Why swap! Functions Must Be Pure

swap! reads the current value, applies your function, and tries to install the result. If another thread changed the atom first, Clojure may call your function again with a newer value.

That retry behavior is why update functions should not send emails, write files, publish messages, or call payment APIs.

1;; Avoid: the side effect could happen more than once.
2(swap! metrics
3       (fn [m]
4         (println "recording request")
5         (update m :requests inc)))

Keep the transition pure, then perform effects around it when needed.

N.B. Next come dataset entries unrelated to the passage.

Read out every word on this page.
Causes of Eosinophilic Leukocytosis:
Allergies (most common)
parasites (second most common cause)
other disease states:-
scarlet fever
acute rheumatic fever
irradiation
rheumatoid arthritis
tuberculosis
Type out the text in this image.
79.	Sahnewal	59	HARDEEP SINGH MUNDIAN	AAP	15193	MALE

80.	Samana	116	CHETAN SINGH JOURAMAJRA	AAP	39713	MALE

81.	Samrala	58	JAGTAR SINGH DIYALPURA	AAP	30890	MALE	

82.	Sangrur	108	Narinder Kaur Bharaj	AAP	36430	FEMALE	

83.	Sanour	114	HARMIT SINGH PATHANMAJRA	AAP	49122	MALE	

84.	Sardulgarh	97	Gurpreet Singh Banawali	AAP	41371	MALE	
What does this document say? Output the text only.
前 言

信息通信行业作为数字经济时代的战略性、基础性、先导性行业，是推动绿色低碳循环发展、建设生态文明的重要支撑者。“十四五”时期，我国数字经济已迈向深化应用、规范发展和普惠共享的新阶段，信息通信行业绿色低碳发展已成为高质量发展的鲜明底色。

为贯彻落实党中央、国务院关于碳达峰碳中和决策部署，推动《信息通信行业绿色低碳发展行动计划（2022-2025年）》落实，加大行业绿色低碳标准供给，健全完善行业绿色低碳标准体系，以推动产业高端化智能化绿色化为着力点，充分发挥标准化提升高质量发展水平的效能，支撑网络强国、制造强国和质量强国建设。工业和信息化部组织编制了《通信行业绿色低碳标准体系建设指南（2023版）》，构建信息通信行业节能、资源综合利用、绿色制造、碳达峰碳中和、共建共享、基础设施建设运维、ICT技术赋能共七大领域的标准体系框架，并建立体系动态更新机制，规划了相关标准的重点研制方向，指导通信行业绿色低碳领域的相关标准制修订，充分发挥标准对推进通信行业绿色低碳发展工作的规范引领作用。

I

1(defn increment-request [m]
2  (update m :requests inc))
3
4(defn record-request-and-log! []
5  (let [after (swap! metrics increment-request)]
6    (println "request count:" (:requests after))
7    after))

Good and Bad Fits

Fit Why
One service-local cache One identity can be replaced atomically.
Feature flag snapshot loaded from config Readers need the latest immutable value.
REPL-managed app system map Development workflow often benefits from explicit reset.
Coordinated bank transfer Bad fit: two balances must change together unless represented as one value.
Background job queue Bad fit: queuing and backpressure usually need a queue, channel, agent, or executor.

Java Review Questions

  • Would this have been an AtomicReference, AtomicInteger, or synchronized setter in Java?
  • Is there exactly one changing identity?
  • Can the whole transition be represented as a pure function?
  • Would another state location become inconsistent if this update succeeds alone?
  • Could contention make the update function retry?

Knowledge Check

### What kind of state is an atom designed for? - [x] One independent identity that changes synchronously. - [ ] Several identities that must change in one transaction. - [ ] A namespace binding that should be dynamically scoped. - [ ] A durable value shared across multiple JVM processes. > **Explanation:** Atoms are in-process references for independent synchronous state. They do not provide multi-reference transactions or persistence. ### Why should a `swap!` function avoid side effects? - [x] It may be called more than once if the atom changes during the update attempt. - [ ] It runs in a database transaction. - [ ] It always runs on a separate agent thread. - [ ] It cannot return maps. > **Explanation:** `swap!` uses a retry loop. Retried side effects can duplicate observable work. ### What should you check before choosing an atom? - [x] Whether another value must be updated consistently with this one. - [ ] Whether the value contains keywords. - [ ] Whether the namespace has a docstring. - [ ] Whether the update uses a vector. > **Explanation:** If another identity must change consistently with this one, an atom may be too narrow unless both facts are stored in one immutable aggregate.